Structural insights into retinoic acid receptor activation and selective modulators

Abstract

Retinoic acid receptors (RARs), including RARα, RARβ and RARγ, serve as essential nuclear receptors that act as transcription factors activated by ligands. They predominantly regulate gene expression and affect various biological processes, including differentiation. Their dysregulation is implicated in various cancers and other diseases, notably acute promyelocytic leukaemia (APL), where the promyelocytic leukemia (PML)‒RARα fusion protein disrupts normal granulocyte maturation. All-trans retinoic acid, which promotes the degradation of this fusion protein is a key therapeutic agent for APL and is also involved in the treatment of other diseases. Recently, various selective RAR modulators targeting specific RAR subtypes have been developed, which show promise in treating cancer and other diseases. The structural biology of RARs reveals how ligand binding induces conformational changes that facilitate co-activator recruitment, thereby modulating transcription. This review explores the crystal structures of RARs in various activation states, detailing RARs’ interactions with retinoid X receptors, ligands, DNA and co-regulators, and emphasises the importance of understanding these mechanisms for the rational design of new RAR-targeted therapies.
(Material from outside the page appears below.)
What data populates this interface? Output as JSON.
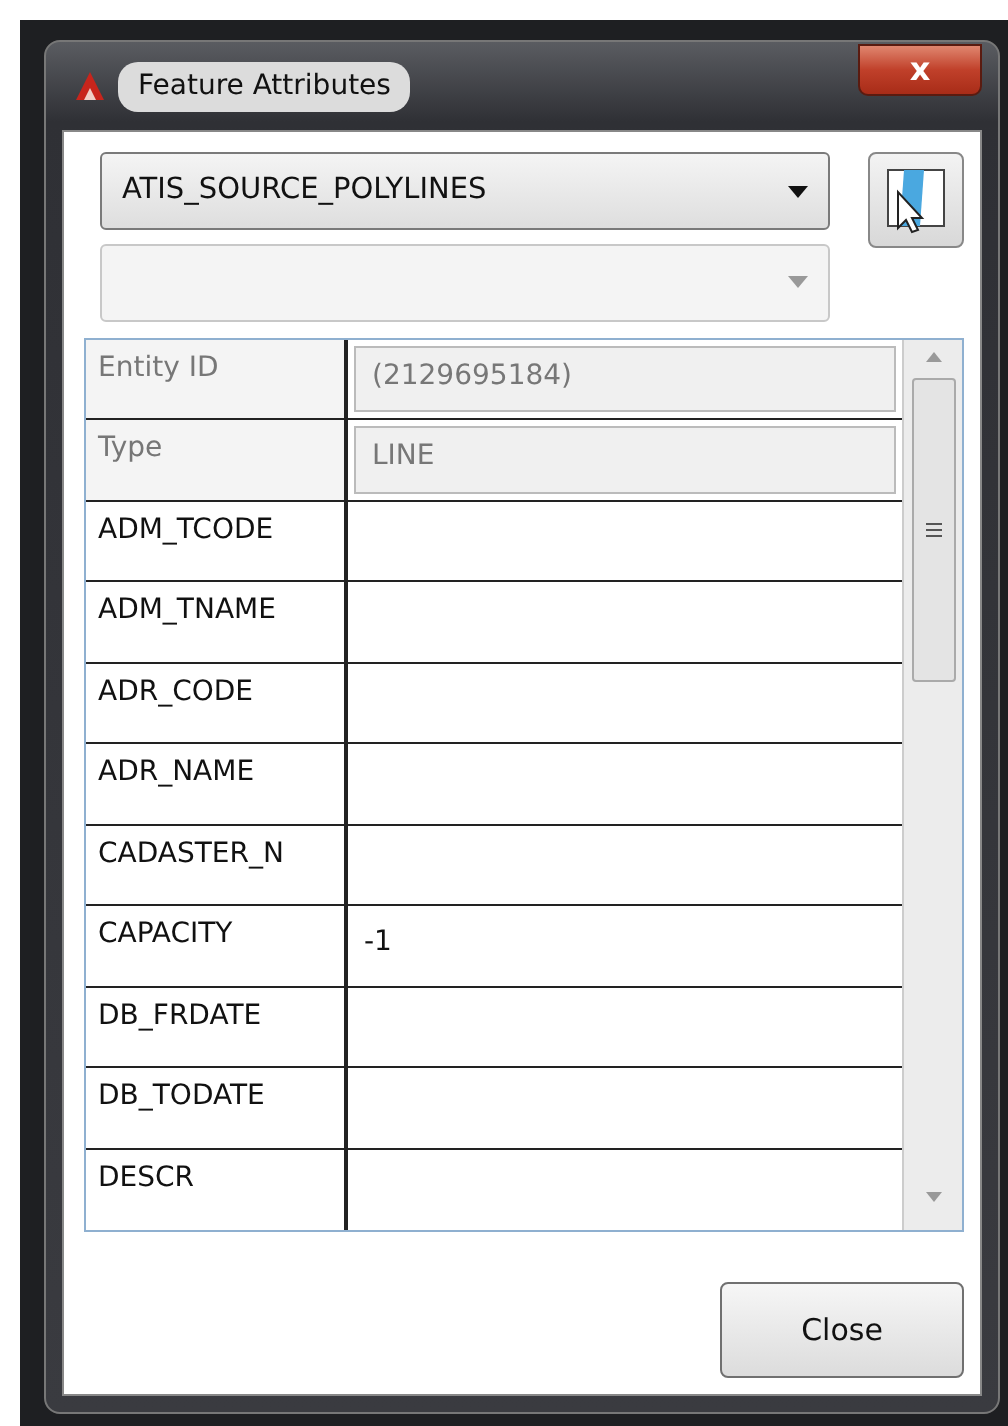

The potential for developing selective RAR modulators is highlighted, along with the need for comprehensive structural data to enhance our understanding of RAR functions in disease contexts. Future research directions include utilising advanced imaging techniques and artificial intelligence-driven predictions to elucidate the dynamics of RAR complexes, ultimately aiming to translate structural insights into clinical applications for various diseases.